Trwa boom na elektryczne hulajnogi. Już w wakacje ma być ich w Polsce co najmniej 12 tysięcy. Lublin znalazł się na liście miast, w których też pojawią się ekologiczne jednoślady do wypożyczenia – za pomocą aplikacji i na minuty.
Jak na razie w Lublinie można wypożyczać samochody osobowe (Panek), auta dostawcze (CityBee), skutery elektryczne (Blinkee.city) oraz rowery (Nextbike).
Jak się dowiedzieliśmy, firmy Panek oraz Nextbike dopiero sondują rynek e-hulajnóg i czekają na nowe uregulowania prawne. Ale jak informuje „Rzeczpospolita”, wejście w ten segment w Polsce mają natomiast w planach cztery firmy: niemiecki Daimler, estońsko-chiński Taxify, amerykański Bird oraz polski Blinkee.city.
I to właśnie Blinkee.city, znany z usługi wynajmu elektrycznych skuterów, zamierza zaproponować e-hulajnogi na minuty nie tylko w największych aglomeracjach, ale również mniejszych ośrodkach – m.in. w Lublinie.
– Wypożyczalnie hulajnóg to świetny pomysł. Raz, że odblokowuje miasto, a dwa, że pomaga zmniejszyć poziom zanieczyszczeń powietrza. Pojawia się jednak kwestia bezpieczeństwa, bo taka hulajnoga może jechać nawet do 25 km na godzinę. Ważne są również umiejętności użytkowników oraz problem porzuconych pojazdów – przyznaje Michał Wolny z lubelskiego Porozumienia Rowerowego.
>>> Lublin: W której dzielnicy mieszka się najlepiej, a w której najgorzej? Wyniki badań
Problem porzuceń hulajnóg bierze się stąd, że są one aktywowane za pomocą aplikacji w smartfonie, a po skończonej jeździe w ten sam sposób blokowane. Jedyny dziś operator na polskim rynku – kalifornijska firma Lime – nie stworzyła dla nich stacji dokujących, tak, jak wygląda to w przypadku rowerów miejskich.

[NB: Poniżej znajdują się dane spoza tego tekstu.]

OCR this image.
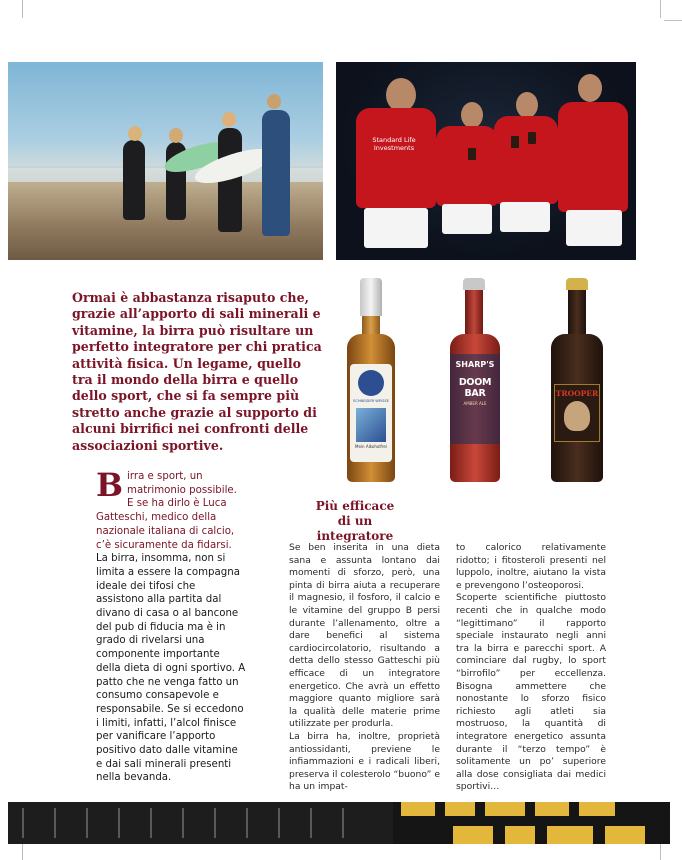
Standard Life Investments
Ormai è abbastanza risaputo che, grazie all’apporto di sali minerali e vitamine, la birra può risultare un perfetto integratore per chi pratica attività fisica. Un legame, quello tra il mondo della birra e quello dello sport, che si fa sempre più stretto anche grazie al supporto di alcuni birrifici nei confronti delle associazioni sportive.
SCHNEIDER WEISSE
Mein Alkoholfrei
SHARP'S
DOOM BAR
AMBER ALE
TROOPER
B irra e sport, un matrimonio possibile. E se ha dirlo è Luca Gatteschi, medico della nazionale italiana di calcio, c’è sicuramente da fidarsi.
La birra, insomma, non si limita a essere la compagna ideale dei tifosi che assistono alla partita dal divano di casa o al bancone del pub di fiducia ma è in grado di rivelarsi una componente importante della dieta di ogni sportivo. A patto che ne venga fatto un consumo consapevole e responsabile. Se si eccedono i limiti, infatti, l’alcol finisce per vanificare l’apporto positivo dato dalle vitamine e dai sali minerali presenti nella bevanda.
Più efficace
di un integratore

Se ben inserita in una dieta sana e assunta lontano dai momenti di sforzo, però, una pinta di birra aiuta a recuperare il magnesio, il fosforo, il calcio e le vitamine del gruppo B persi durante l’allenamento, oltre a dare benefici al sistema cardiocircolatorio, risultando a detta dello stesso Gatteschi più efficace di un integratore energetico. Che avrà un effetto maggiore quanto migliore sarà la qualità delle materie prime utilizzate per produrla.

La birra ha, inoltre, proprietà antiossidanti, previene le infiammazioni e i radicali liberi, preserva il colesterolo “buono” e ha un impat-

to calorico relativamente ridotto; i fitosteroli presenti nel luppolo, inoltre, aiutano la vista e prevengono l’osteoporosi.

Scoperte scientifiche piuttosto recenti che in qualche modo “legittimano” il rapporto speciale instaurato negli anni tra la birra e parecchi sport. A cominciare dal rugby, lo sport “birrofilo” per eccellenza. Bisogna ammettere che nonostante lo sforzo fisico richiesto agli atleti sia mostruoso, la quantità di integratore energetico assunta durante il “terzo tempo” è solitamente un po’ superiore alla dose consigliata dai medici sportivi…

Aktualnie Lime oferuje około 3 tys. elektrycznych hulajnóg, z których korzysta ponad 100 tys. unikalnych użytkowników, m.in. we Wrocławiu, Warszawie oraz Poznaniu. Jak przekazał nam Marek Łusiak, szef firmy w Europie Środkowej i Wschodniej, planuje ona uruchomić wypożyczalnie także w kolejnych miastach w Polsce.
Walkę z niewłaściwym parkowaniem podjął Zarząd Dróg Miejskich w Warszawie, który usunął już około 200 porzuconych jednośladów z chodników. Może tak robić, jeśli Lime ich nie uprzątnie oraz jeśli będą stanowiły zagrożenie dla pieszych.
Podobny problem ma również Poznań. – Faktycznie, mamy sygnały, że użytkownicy hulajnóg pozostawiają je np. na środku chodnika. Mamy już zaplanowane spotkanie z przedstawicielami firmy Lime – mówi Agata Kaniewska z Zarządu Dróg Miejskich w Poznaniu. Z kolei we Wrocławiu ratusz ma uruchomić kampanię informacyjną dla mieszkańców.